Skip to main content

Python class

ModelOutputs

ModelOutputs

class max.pipelines.ModelOutputs(logits, next_token_logits=None, logit_offsets=None, hidden_states=None)

source

Bases: object

Pipeline model outputs.

Shape conventions below are for text-generation pipelines:

  • B: batch size
  • V: vocabulary size
  • H: hidden-state width
  • T: number of returned logit rows (depends on return mode)

The shape depends on the value of the ReturnLogits and ReturnHiddenStates enums.

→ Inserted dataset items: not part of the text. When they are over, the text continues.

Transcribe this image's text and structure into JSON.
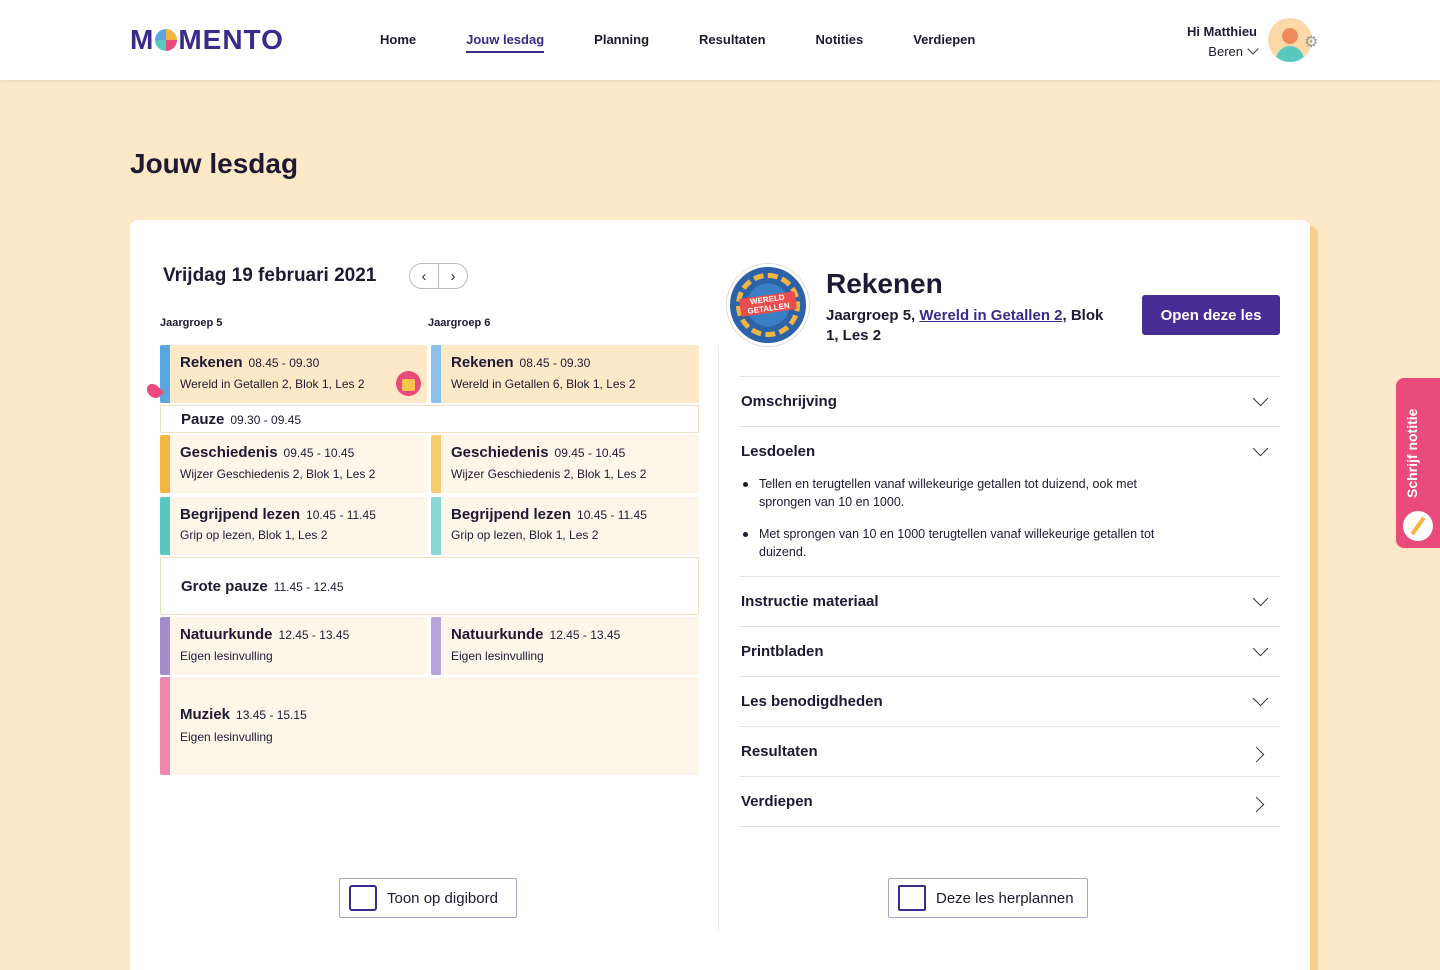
{
  "brand": {
    "logo_left": "M",
    "logo_right": "MENTO"
  },
  "nav": {
    "items": [
      {
        "label": "Home"
      },
      {
        "label": "Jouw lesdag",
        "active": true
      },
      {
        "label": "Planning"
      },
      {
        "label": "Resultaten"
      },
      {
        "label": "Notities"
      },
      {
        "label": "Verdiepen"
      }
    ]
  },
  "user": {
    "greeting": "Hi Matthieu",
    "group": "Beren"
  },
  "page": {
    "title": "Jouw lesdag"
  },
  "schedule": {
    "date": "Vrijdag 19 februari 2021",
    "columns": [
      "Jaargroep 5",
      "Jaargroep 6"
    ],
    "col5": [
      {
        "title": "Rekenen",
        "time": "08.45 - 09.30",
        "sub": "Wereld in Getallen 2, Blok 1, Les 2",
        "color": "#5aa6e0"
      },
      {
        "title": "Geschiedenis",
        "time": "09.45 - 10.45",
        "sub": "Wijzer Geschiedenis 2, Blok 1, Les 2",
        "color": "#f2b542"
      },
      {
        "title": "Begrijpend lezen",
        "time": "10.45 - 11.45",
        "sub": "Grip op lezen, Blok 1, Les 2",
        "color": "#5bc8c0"
      },
      {
        "title": "Natuurkunde",
        "time": "12.45 - 13.45",
        "sub": "Eigen lesinvulling",
        "color": "#a48ccc"
      },
      {
        "title": "Muziek",
        "time": "13.45 - 15.15",
        "sub": "Eigen lesinvulling",
        "color": "#ee87b0"
      }
    ],
    "col6": [
      {
        "title": "Rekenen",
        "time": "08.45 - 09.30",
        "sub": "Wereld in Getallen 6, Blok 1, Les 2",
        "color": "#8ec2ea"
      },
      {
        "title": "Geschiedenis",
        "time": "09.45 - 10.45",
        "sub": "Wijzer Geschiedenis 2, Blok 1, Les 2",
        "color": "#f7cc6e"
      },
      {
        "title": "Begrijpend lezen",
        "time": "10.45 - 11.45",
        "sub": "Grip op lezen, Blok 1, Les 2",
        "color": "#8ad6d0"
      },
      {
        "title": "Natuurkunde",
        "time": "12.45 - 13.45",
        "sub": "Eigen lesinvulling",
        "color": "#b7a4d8"
      }
    ],
    "breaks": [
      {
        "title": "Pauze",
        "time": "09.30 - 09.45"
      },
      {
        "title": "Grote pauze",
        "time": "11.45 - 12.45"
      }
    ],
    "digibord_button": "Toon op digibord"
  },
  "lesson": {
    "title": "Rekenen",
    "meta_prefix": "Jaargroep 5, ",
    "meta_link": "Wereld in Getallen 2",
    "meta_suffix": ", Blok 1, Les 2",
    "logo_text": "WERELD GETALLEN",
    "open_button": "Open deze les",
    "sections": [
      {
        "label": "Omschrijving"
      },
      {
        "label": "Lesdoelen"
      },
      {
        "label": "Instructie materiaal"
      },
      {
        "label": "Printbladen"
      },
      {
        "label": "Les benodigdheden"
      },
      {
        "label": "Resultaten"
      },
      {
        "label": "Verdiepen"
      }
    ],
    "goals": [
      "Tellen en terugtellen vanaf willekeurige getallen tot duizend, ook met sprongen van 10 en 1000.",
      "Met sprongen van 10 en 1000 terugtellen vanaf willekeurige getallen tot duizend."
    ],
    "reschedule_button": "Deze les herplannen"
  },
  "side_tab": {
    "label": "Schrijf notitie"
  }
}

Unless we are running with spec decoding, we use ReturnLogits.LAST_TOKEN and ReturnHiddenStates.NONE.

Parameters:

hidden_states

hidden_states: Buffer | None = None

source

Optional hidden states for text generation.

Single-device shape is [T_h, H] where:

  • none mode: NONE (default)
  • last-token mode: T_h = B
  • all-token mode: T_h = total_input_tokens

For data parallel models, the hs will be on the first gpu since it is replicated.

logit_offsets

logit_offsets: Buffer | None = None

source

Cumulative row offsets into logits for text generation.

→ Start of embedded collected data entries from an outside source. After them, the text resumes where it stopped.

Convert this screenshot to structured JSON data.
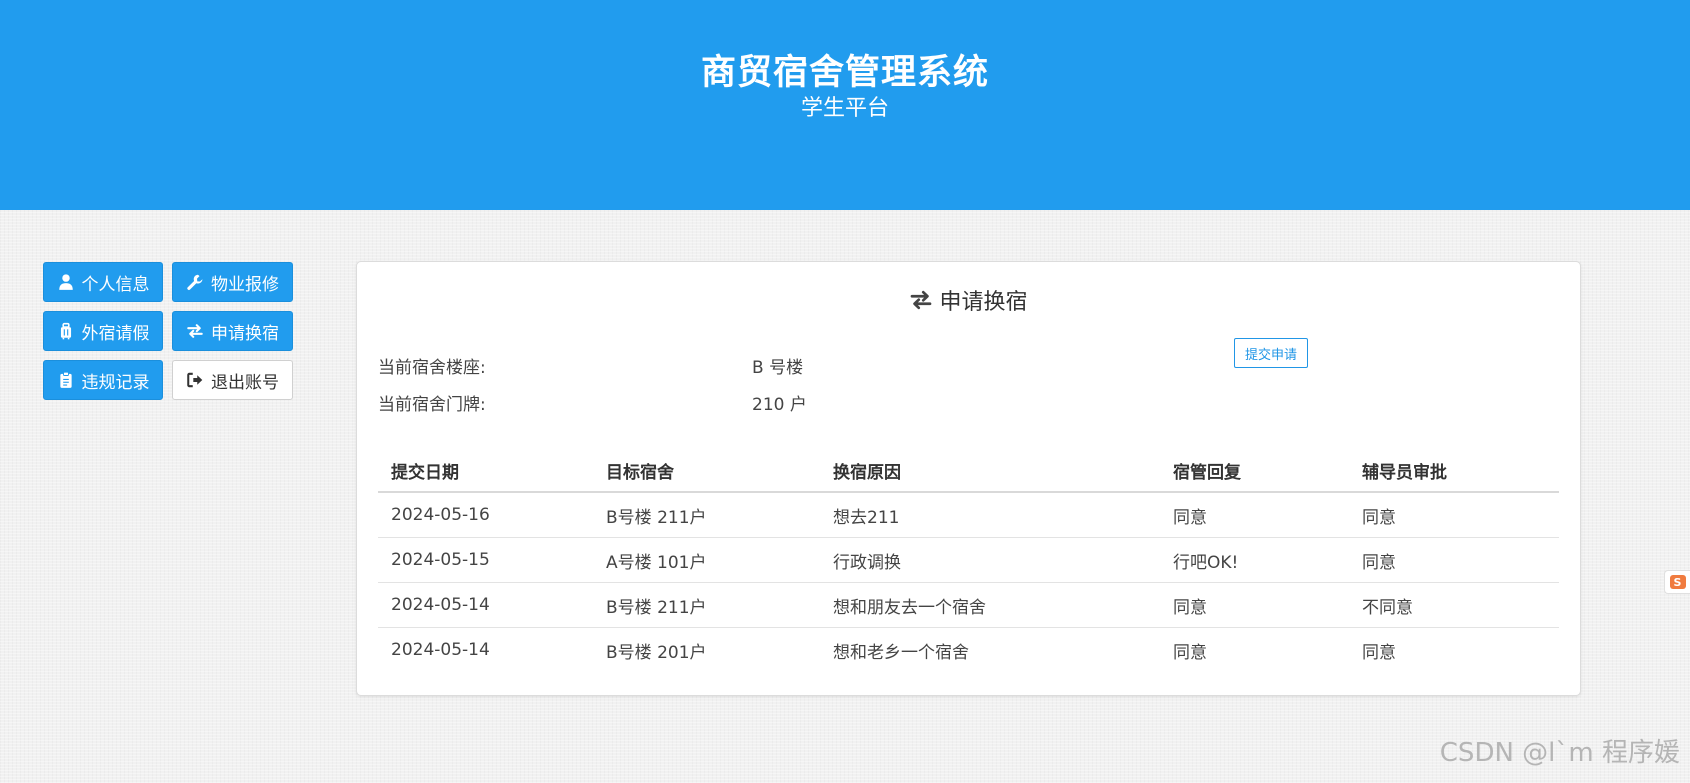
{
  "header": {
    "title": "商贸宿舍管理系统",
    "subtitle": "学生平台"
  },
  "nav": {
    "items": [
      {
        "label": "个人信息",
        "icon": "user-icon",
        "style": "primary"
      },
      {
        "label": "物业报修",
        "icon": "wrench-icon",
        "style": "primary"
      },
      {
        "label": "外宿请假",
        "icon": "suitcase-icon",
        "style": "primary"
      },
      {
        "label": "申请换宿",
        "icon": "exchange-icon",
        "style": "primary"
      },
      {
        "label": "违规记录",
        "icon": "clipboard-icon",
        "style": "primary"
      },
      {
        "label": "退出账号",
        "icon": "sign-out-icon",
        "style": "outline"
      }
    ]
  },
  "panel": {
    "title": "申请换宿",
    "title_icon": "exchange-icon",
    "building_label": "当前宿舍楼座:",
    "building_value": "B 号楼",
    "room_label": "当前宿舍门牌:",
    "room_value": "210 户",
    "submit_label": "提交申请"
  },
  "table": {
    "columns": [
      "提交日期",
      "目标宿舍",
      "换宿原因",
      "宿管回复",
      "辅导员审批"
    ],
    "rows": [
      [
        "2024-05-16",
        "B号楼 211户",
        "想去211",
        "同意",
        "同意"
      ],
      [
        "2024-05-15",
        "A号楼 101户",
        "行政调换",
        "行吧OK!",
        "同意"
      ],
      [
        "2024-05-14",
        "B号楼 211户",
        "想和朋友去一个宿舍",
        "同意",
        "不同意"
      ],
      [
        "2024-05-14",
        "B号楼 201户",
        "想和老乡一个宿舍",
        "同意",
        "同意"
      ]
    ]
  },
  "watermark": "CSDN @l`m 程序媛",
  "side_widget": "S",
  "colors": {
    "primary": "#219cee",
    "background": "#f1f1f1",
    "panel": "#ffffff"
  }
}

Shape is [B + 1]. Per-sequence logits are: logits[logit_offsets[i]:logit_offsets[i + 1], :].

logits

logits: Buffer

source

Primary logits buffer.

For text generation this has shape [T, V] where:

  • last-token mode: T = B (default)
  • all-token mode: T = total_input_tokens
  • variable mode: T = logit_offsets[-1] (typically B * return_n_logits)

next_token_logits

next_token_logits: Buffer | None = None

source

Next-token logits for text generation, shape [B, V] when present.